My Spot on the Wall” is one of my favorite tunes based solely on its composition, as it traverses mellow passages and an ascending locomotive guitar groove. More of a musical experience than a mere song, it all bends on the lyrical refrain that ends the tune on a heartfelt note: “I forgot about the way that you move … that you move me.”
The near seven-minute centerpiece of the album is “Miles to Go,” and it’s as dusty desert roots rock as you can get. It’s also a sprawling Americana number that features Shawn Johnson once more. In the end, there is nothing but uncertainty to be found here. But as a document of Preston starting a new career chapter, it’s relatable for anyone: “All I know is there’s miles to go.”
“All in the Cards” is a slow-burning rocker that brandishes a slightly different sound, and that’s because of Andy Borunda (Carol Pacey & the Honey Shakers) slaying the guitar. If I was a betting man, I’d say it’s about struggling with depression, because the lyrics paint an intimate portrait of that vividly: “I came downtown to escape the suburban sprawl. You get so down sometimes. I don’t want to crawl. But now I feel these things are real. You know I might lose it all.” This song feels like how I feel when times are low, but dammit if Preston doesn’t make you feel better about that somehow.
The pounding drums that start “Waste of Time” with the reverberations of a guitar make for one of the more stunning intros on the album. The song is another straightforward number, but with a pretty substantial pop backbone.

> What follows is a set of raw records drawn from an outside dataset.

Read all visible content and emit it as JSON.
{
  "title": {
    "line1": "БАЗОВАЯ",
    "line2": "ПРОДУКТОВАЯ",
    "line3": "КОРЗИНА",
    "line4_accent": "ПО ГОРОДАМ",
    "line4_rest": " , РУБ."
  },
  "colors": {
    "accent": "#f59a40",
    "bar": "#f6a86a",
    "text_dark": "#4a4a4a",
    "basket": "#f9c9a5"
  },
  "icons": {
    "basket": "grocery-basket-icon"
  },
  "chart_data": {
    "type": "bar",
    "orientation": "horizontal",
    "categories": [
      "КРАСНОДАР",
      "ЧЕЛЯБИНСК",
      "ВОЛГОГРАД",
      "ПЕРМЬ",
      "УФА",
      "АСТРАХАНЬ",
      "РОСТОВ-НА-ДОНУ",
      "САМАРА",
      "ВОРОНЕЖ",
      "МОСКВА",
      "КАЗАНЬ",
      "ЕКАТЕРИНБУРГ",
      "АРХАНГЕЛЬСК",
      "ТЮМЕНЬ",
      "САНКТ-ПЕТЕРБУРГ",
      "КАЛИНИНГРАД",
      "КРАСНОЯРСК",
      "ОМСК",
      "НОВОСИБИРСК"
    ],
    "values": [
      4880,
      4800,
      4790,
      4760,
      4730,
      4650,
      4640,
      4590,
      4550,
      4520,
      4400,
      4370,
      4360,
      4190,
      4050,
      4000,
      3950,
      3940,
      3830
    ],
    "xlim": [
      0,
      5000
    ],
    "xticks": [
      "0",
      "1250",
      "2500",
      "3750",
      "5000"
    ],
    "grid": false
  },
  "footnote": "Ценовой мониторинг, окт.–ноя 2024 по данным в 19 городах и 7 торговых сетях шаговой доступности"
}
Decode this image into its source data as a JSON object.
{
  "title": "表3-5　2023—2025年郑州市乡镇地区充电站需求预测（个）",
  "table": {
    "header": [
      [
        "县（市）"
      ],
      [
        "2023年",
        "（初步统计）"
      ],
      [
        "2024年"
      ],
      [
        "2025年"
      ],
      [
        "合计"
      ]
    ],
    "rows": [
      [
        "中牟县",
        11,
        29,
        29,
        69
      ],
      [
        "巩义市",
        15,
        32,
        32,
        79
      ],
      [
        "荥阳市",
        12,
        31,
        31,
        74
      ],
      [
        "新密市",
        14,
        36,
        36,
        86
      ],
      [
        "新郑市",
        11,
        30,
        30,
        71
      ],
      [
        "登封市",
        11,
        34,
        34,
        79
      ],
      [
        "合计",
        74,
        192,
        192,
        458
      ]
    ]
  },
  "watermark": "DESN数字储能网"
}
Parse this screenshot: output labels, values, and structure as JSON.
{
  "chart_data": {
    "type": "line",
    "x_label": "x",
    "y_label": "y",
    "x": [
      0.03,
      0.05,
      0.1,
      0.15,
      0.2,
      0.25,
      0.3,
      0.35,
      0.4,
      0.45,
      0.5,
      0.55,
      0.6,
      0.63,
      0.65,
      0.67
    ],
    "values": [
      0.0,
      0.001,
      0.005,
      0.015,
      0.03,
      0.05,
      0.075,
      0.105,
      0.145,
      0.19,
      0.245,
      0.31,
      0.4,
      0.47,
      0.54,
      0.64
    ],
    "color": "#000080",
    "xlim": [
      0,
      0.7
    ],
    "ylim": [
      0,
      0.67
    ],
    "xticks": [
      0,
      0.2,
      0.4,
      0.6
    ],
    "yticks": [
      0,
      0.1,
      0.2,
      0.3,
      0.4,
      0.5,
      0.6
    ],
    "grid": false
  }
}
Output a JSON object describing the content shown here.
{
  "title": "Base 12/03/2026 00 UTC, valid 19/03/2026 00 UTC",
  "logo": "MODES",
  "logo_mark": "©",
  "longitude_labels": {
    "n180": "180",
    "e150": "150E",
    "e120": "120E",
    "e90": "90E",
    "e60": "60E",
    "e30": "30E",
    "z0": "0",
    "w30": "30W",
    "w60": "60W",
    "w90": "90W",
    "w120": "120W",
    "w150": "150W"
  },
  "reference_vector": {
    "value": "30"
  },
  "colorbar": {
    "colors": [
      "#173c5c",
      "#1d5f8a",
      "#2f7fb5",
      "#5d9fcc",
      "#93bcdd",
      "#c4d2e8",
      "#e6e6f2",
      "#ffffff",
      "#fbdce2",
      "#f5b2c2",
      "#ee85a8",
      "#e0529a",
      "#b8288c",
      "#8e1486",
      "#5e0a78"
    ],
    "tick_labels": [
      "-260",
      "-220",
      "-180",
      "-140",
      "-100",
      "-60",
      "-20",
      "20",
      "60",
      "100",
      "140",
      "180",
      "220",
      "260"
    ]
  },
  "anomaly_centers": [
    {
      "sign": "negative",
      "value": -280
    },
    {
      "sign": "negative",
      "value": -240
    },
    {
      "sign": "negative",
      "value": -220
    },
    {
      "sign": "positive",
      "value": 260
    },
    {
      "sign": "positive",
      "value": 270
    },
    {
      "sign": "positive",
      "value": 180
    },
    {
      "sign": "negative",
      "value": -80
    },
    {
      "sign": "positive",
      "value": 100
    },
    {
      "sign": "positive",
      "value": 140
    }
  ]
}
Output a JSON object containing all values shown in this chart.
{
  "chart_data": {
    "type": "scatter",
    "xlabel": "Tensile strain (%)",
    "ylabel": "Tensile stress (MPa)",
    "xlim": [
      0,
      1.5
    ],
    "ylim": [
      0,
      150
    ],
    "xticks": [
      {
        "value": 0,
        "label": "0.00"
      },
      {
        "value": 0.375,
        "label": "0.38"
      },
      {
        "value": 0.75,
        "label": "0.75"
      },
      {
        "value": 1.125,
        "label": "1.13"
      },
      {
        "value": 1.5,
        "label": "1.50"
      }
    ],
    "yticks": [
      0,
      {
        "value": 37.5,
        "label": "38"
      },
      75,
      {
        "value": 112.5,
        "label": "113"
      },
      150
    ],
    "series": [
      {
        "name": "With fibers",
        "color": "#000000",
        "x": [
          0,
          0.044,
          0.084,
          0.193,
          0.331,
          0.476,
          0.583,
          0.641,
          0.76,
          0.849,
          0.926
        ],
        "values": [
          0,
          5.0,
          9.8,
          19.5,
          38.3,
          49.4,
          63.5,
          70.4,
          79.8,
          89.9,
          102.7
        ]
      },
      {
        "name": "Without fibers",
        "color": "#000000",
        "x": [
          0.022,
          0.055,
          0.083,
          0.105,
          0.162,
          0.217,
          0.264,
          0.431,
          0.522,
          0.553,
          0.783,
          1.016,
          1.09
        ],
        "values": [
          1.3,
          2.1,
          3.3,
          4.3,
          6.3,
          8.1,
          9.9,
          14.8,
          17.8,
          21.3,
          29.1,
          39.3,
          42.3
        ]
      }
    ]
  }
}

It’s got groove, it’s got a hook, and it’s alternately a ballad and a monster rocker. It’s also possibly Preston’s best overall singing on an album, filled with impressive vocal maneuvers.
“The Knife” is the finale to this 40-minute odyssey through the talent of Doug Preston. This is the tune that hails from his days with Raul and the Reptiles. It also features either an accordion or some clever programming designed to sound as such. It’s an “easy on the soul” kind of ending, a soft sendoff into the Arizona sunset. Within it is found some impressive wisdom. “There’s one more thing that I must say. You have to view each sunrise as if this is your last day. There’s so much left to do and there’s so little time. Keep this feeling with you and share it when it’s time.” The accompanying arrangement puts the perfect ending on an album that I find brilliant.
Upon a month or so of reflection, I hope that Up Until Now is the first step toward an impressive solo career for Doug Preston. The album sticks with you; the riffs, lyrics, imagery and emotional content will remain in your mind if you spend the proper time with it. And in the end, that will do you some good.